Anxious to solve a dispute threatening the future Southwest Corridor light-rail line, Hennepin County officials have asked planners to hire a Colorado firm to take a fresh look at rerouting the freight train traffic that has become a stumbling block to the light-rail transit (LRT) project.
"Our view, in asking for this group of experts to come in … was really to make sure that we're not ruling something out prematurely," Hennepin County Commissioner Gail Dorfman said Tuesday. "To make sure we're getting the best engineering advice on this."
The county asked the Metropolitan Council, the agency overseeing the light-rail project, to bring in rail-engineering experts from Transportation Technology Center Inc. in Pueblo, Colo., to explore alternatives to a reroute option facing resistance from St. Louis Park officials and some residents.
"We don't have a viable reroute option on the table right now," Dorfman said. "We just wanted a second look."

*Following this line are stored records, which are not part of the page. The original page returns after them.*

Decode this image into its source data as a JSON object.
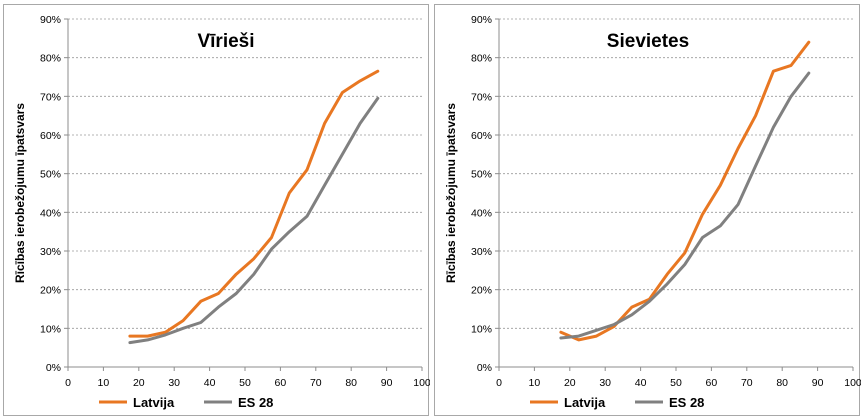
{
  "chart_data": [
    {
      "type": "line",
      "title": "Vīrieši",
      "xlabel": "",
      "ylabel": "Rīcības ierobežojumu īpatsvars",
      "xlim": [
        0,
        100
      ],
      "ylim": [
        0,
        0.9
      ],
      "xticks": [
        0,
        10,
        20,
        30,
        40,
        50,
        60,
        70,
        80,
        90,
        100
      ],
      "xtick_labels": [
        "0",
        "10",
        "20",
        "30",
        "40",
        "50",
        "60",
        "70",
        "80",
        "90",
        "100"
      ],
      "yticks": [
        0,
        0.1,
        0.2,
        0.3,
        0.4,
        0.5,
        0.6,
        0.7,
        0.8,
        0.9
      ],
      "ytick_labels": [
        "0%",
        "10%",
        "20%",
        "30%",
        "40%",
        "50%",
        "60%",
        "70%",
        "80%",
        "90%"
      ],
      "grid": "horizontal-dashed",
      "legend": "bottom",
      "series": [
        {
          "name": "Latvija",
          "color": "#E87722",
          "x": [
            17.5,
            22.5,
            27.5,
            32.5,
            37.5,
            42.5,
            47.5,
            52.5,
            57.5,
            62.5,
            67.5,
            72.5,
            77.5,
            82.5,
            87.5
          ],
          "y": [
            0.08,
            0.08,
            0.09,
            0.12,
            0.17,
            0.19,
            0.24,
            0.28,
            0.335,
            0.45,
            0.51,
            0.63,
            0.71,
            0.74,
            0.765
          ]
        },
        {
          "name": "ES 28",
          "color": "#808080",
          "x": [
            17.5,
            22.5,
            27.5,
            32.5,
            37.5,
            42.5,
            47.5,
            52.5,
            57.5,
            62.5,
            67.5,
            72.5,
            77.5,
            82.5,
            87.5
          ],
          "y": [
            0.063,
            0.07,
            0.083,
            0.1,
            0.115,
            0.155,
            0.19,
            0.24,
            0.305,
            0.35,
            0.39,
            0.47,
            0.55,
            0.63,
            0.695
          ]
        }
      ]
    },
    {
      "type": "line",
      "title": "Sievietes",
      "xlabel": "",
      "ylabel": "Rīcības ierobežojumu īpatsvars",
      "xlim": [
        0,
        100
      ],
      "ylim": [
        0,
        0.9
      ],
      "xticks": [
        0,
        10,
        20,
        30,
        40,
        50,
        60,
        70,
        80,
        90,
        100
      ],
      "xtick_labels": [
        "0",
        "10",
        "20",
        "30",
        "40",
        "50",
        "60",
        "70",
        "80",
        "90",
        "100"
      ],
      "yticks": [
        0,
        0.1,
        0.2,
        0.3,
        0.4,
        0.5,
        0.6,
        0.7,
        0.8,
        0.9
      ],
      "ytick_labels": [
        "0%",
        "10%",
        "20%",
        "30%",
        "40%",
        "50%",
        "60%",
        "70%",
        "80%",
        "90%"
      ],
      "grid": "horizontal-dashed",
      "legend": "bottom",
      "series": [
        {
          "name": "Latvija",
          "color": "#E87722",
          "x": [
            17.5,
            22.5,
            27.5,
            32.5,
            37.5,
            42.5,
            47.5,
            52.5,
            57.5,
            62.5,
            67.5,
            72.5,
            77.5,
            82.5,
            87.5
          ],
          "y": [
            0.09,
            0.07,
            0.08,
            0.105,
            0.155,
            0.175,
            0.24,
            0.295,
            0.395,
            0.47,
            0.565,
            0.65,
            0.765,
            0.78,
            0.84
          ]
        },
        {
          "name": "ES 28",
          "color": "#808080",
          "x": [
            17.5,
            22.5,
            27.5,
            32.5,
            37.5,
            42.5,
            47.5,
            52.5,
            57.5,
            62.5,
            67.5,
            72.5,
            77.5,
            82.5,
            87.5
          ],
          "y": [
            0.075,
            0.08,
            0.095,
            0.11,
            0.135,
            0.17,
            0.215,
            0.265,
            0.335,
            0.365,
            0.42,
            0.52,
            0.62,
            0.7,
            0.76
          ]
        }
      ]
    }
  ]
}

Met Council spokeswoman Laura Baenen said Tuesday that the Southwest project "is exploring this additional independent study" with Transportation Technology Center and affected railroads.
A group of metro leaders is prepared Wednesday to discuss that controversial St. Louis Park reroute option or the possibility of building tunnels to separate the light-rail line from the freight traffic in the Kenilworth corridor of Minneapolis. But the tunnel options also draw opposition from officials and residents who balk at costs or question the impact on the surrounding environment.
Alternatives that the Colorado firm could consider might include routing the freight traffic on a different path in St. Louis Park or transferring the freight trains to tracks west of the Twin Cities to avoid the suburb and the Kenilworth corridor when heading east. Some of those ideas were considered earlier and rejected.
Hiring Transportation Technology Center to further study reroute options could run about $10,000, and the county and Met Council could share the costs.